For simpler types like integers, this may have no effect. It’s ultimately up to implementations of Display and Debug to decide what this formatting option does, although staying close to the standard library’s convention is obviously strongly advised.


Finally, for an even smoother printout-based debugging experience, you can use the dbg!() macro. It takes an expression as input and prints out…

  • Where you are in the program (source file, line, column).
  • What is the expression that was passed to dbg, in un-evaluated form (e.g. dbg!(2 * x) would literally print “2 * x”).
  • What is the result of evaluating this expression, with alternate debug formatting.

…then the result is re-emitted as an output, so that the program can keep using it. This makes it easy to annotate existing code with dbg!() macros, with minimal disruption:

#![allow(unused)]
fn main() {
let y = 3 * dbg!(4 + 2);
println!("{y}");
}

Assertions

With debug formatting covered, we are now ready to cover the last major component of the exercises, namely assertions.

Rust has an assert!() macro which can be used similarly to the C/++ macro of the same name: make sure that a condition that should always be true if the code is correct, is indeed true. If the condition is not true, the thread will panic. This is a process analogous to throwing a C++ exception, which in simple cases will just kill the program.

#![allow(unused)]
fn main() {
assert!(1 == 1);  // This will have no user-visible effect
assert!(2 == 3);  // This will trigger a panic, crashing the program
}

There are, however, a fair number of differences between C/++ and Rust assertions:

  • Although well-intentioned, the C/++ practice of only checking assertions in debug builds has proven to be tracherous in practice. Therefore, most Rust assertions are checked in all builds. When the runtime cost of checking an assertion in release builds proves unacceptable, you can use debug_assert!() instead, for assertions which are only checked in debug builds.

  • Rust assertions do not abort the process in the default compiler configuration. Cleanup code will still run, so e.g. files and network conncections will be closed properly, reducing system state corruption in the event of a crash. Also, unlike unhandled C++ exceptions, Rust panics make it trivial to get a stack trace at the point of assertion failure by setting the RUST_BACKTRACE environment variable to 1.

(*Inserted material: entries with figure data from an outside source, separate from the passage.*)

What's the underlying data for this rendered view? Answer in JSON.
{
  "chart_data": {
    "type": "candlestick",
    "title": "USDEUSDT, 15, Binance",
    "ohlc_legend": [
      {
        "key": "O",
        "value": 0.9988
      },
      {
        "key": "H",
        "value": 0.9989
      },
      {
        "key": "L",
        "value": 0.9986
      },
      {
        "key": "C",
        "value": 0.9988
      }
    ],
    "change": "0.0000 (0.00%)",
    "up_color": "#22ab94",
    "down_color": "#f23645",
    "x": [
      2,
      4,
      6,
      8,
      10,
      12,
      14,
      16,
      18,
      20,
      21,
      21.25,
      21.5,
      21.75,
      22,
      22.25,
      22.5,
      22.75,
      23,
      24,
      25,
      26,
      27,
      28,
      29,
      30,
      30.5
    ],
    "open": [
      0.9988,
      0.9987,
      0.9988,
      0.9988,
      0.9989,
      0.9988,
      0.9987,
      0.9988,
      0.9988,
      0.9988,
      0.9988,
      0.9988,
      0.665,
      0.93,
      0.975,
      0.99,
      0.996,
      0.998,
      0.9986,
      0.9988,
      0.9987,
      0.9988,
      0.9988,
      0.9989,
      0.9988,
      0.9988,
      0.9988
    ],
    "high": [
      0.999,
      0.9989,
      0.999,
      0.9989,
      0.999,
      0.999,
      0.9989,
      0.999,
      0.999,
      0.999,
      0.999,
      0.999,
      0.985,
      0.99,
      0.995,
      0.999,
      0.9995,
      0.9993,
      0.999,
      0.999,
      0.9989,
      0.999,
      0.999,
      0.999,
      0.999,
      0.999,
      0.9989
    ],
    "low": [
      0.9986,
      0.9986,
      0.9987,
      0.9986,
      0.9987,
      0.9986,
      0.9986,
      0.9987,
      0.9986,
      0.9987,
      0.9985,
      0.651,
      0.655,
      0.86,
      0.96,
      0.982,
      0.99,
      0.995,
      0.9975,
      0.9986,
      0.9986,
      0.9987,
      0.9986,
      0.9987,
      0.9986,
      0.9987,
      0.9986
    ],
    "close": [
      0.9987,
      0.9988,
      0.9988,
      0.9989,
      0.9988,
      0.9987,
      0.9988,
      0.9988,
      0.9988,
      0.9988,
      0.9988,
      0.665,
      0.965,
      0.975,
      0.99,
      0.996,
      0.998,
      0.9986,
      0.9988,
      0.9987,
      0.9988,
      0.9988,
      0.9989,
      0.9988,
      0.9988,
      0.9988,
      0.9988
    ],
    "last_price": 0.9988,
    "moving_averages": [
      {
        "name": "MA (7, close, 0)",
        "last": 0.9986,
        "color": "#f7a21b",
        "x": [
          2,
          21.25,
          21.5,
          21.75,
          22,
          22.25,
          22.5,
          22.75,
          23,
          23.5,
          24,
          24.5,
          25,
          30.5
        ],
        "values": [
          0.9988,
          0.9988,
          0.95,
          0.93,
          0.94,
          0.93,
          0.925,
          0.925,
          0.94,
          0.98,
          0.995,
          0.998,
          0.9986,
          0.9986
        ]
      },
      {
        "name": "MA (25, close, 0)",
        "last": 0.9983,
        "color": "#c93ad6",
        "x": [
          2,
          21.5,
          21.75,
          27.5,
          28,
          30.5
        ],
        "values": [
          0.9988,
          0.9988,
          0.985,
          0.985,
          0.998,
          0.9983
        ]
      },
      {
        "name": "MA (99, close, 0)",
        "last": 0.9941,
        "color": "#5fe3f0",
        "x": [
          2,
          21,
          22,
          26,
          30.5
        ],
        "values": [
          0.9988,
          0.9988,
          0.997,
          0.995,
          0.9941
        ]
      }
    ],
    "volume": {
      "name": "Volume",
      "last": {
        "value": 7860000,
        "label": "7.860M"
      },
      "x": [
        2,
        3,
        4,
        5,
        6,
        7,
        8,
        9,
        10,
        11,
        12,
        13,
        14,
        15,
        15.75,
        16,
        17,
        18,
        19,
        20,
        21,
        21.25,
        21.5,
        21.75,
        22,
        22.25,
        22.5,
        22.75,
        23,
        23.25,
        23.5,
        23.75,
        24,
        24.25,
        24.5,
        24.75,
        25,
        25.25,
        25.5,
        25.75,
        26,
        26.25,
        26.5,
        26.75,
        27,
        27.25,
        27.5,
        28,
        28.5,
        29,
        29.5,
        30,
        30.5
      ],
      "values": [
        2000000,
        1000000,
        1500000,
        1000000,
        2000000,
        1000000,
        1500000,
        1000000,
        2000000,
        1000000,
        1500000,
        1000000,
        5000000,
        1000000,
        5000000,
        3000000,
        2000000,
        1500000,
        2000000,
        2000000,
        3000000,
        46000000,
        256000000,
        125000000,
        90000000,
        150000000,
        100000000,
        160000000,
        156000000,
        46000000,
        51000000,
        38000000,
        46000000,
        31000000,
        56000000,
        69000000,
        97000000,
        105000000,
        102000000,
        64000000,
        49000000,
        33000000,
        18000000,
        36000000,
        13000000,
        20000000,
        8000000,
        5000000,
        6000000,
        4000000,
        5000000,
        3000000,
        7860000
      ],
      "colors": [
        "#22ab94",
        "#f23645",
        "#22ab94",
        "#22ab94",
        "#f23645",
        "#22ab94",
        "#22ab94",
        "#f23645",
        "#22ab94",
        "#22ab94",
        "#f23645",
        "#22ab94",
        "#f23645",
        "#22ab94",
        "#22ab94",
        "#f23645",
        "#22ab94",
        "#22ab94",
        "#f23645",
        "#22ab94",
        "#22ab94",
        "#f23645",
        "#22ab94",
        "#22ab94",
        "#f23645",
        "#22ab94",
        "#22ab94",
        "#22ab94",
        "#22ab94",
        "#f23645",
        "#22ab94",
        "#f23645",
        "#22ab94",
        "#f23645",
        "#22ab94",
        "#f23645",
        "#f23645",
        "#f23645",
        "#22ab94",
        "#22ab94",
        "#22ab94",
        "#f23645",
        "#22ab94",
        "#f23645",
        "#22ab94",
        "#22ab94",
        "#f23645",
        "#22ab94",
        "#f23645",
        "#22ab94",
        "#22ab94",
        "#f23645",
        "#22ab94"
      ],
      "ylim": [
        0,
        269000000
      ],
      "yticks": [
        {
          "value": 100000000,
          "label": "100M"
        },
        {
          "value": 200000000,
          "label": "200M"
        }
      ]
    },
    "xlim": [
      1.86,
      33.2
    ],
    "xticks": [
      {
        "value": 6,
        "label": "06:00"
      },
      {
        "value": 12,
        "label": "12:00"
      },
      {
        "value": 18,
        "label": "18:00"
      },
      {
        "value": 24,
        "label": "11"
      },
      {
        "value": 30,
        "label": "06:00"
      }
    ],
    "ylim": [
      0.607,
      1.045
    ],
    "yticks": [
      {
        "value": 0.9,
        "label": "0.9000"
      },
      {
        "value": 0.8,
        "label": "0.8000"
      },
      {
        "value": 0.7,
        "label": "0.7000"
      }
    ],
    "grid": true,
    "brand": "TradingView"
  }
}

  • Rust assertions allow you to customize the error message that is displayed in the event of a failure, using the same formatting mini-language as println!():

    #![allow(unused)]
    fn main() {
    let sonny = "dead";
    assert!(sonny == "alive",
            "Look how they massacred my boy :( Why is Sonny {}?",
            sonny);
    }

Finally, one common case for wanting custom error messages in C++ is when checking two variables for equality. If they are not equal, you will usually want to know what are their actual values. In Rust, this is natively supported by the assert_eq!() and assert_ne!(), which respectively check that two values are equal or not equal.

If the comparison fails, the two values being compared will be printed out with Debug formatting.

#![allow(unused)]
fn main() {
assert_eq!(2 + 2,
           5,
           "Don't you dare make Big Brother angry! >:(");
}

Exercise

Now, go to your code editor, open the examples/01-let-it-be.rs source file, and address the TODOs in it. The code should compile and runs successfully at the end.

To attempt to compile and run the file after making corrections, you may use the following command in the VSCode terminal:

cargo run --example 01-let-it-be
1

…with the exception of dynamic-sized types, an advanced topic which we cannot afford to cover during this short course. Ask the teacher if you really want to know ;)

2

In Rust’s abstraction vocabulary, text can be written to implementations of one of the std::io::Write and std::fmt::Write traits. We will discuss traits much later in this course, but for now you can think of a trait as a set of functions and properties that is shared by multiple types, allowing for type-generic code. The distinction between io::Write and fmt::Write is that io::Write is byte-oriented and fmt::Write latter is text-oriented. We need this distinction because not every byte stream is a valid text stream in UTF-8.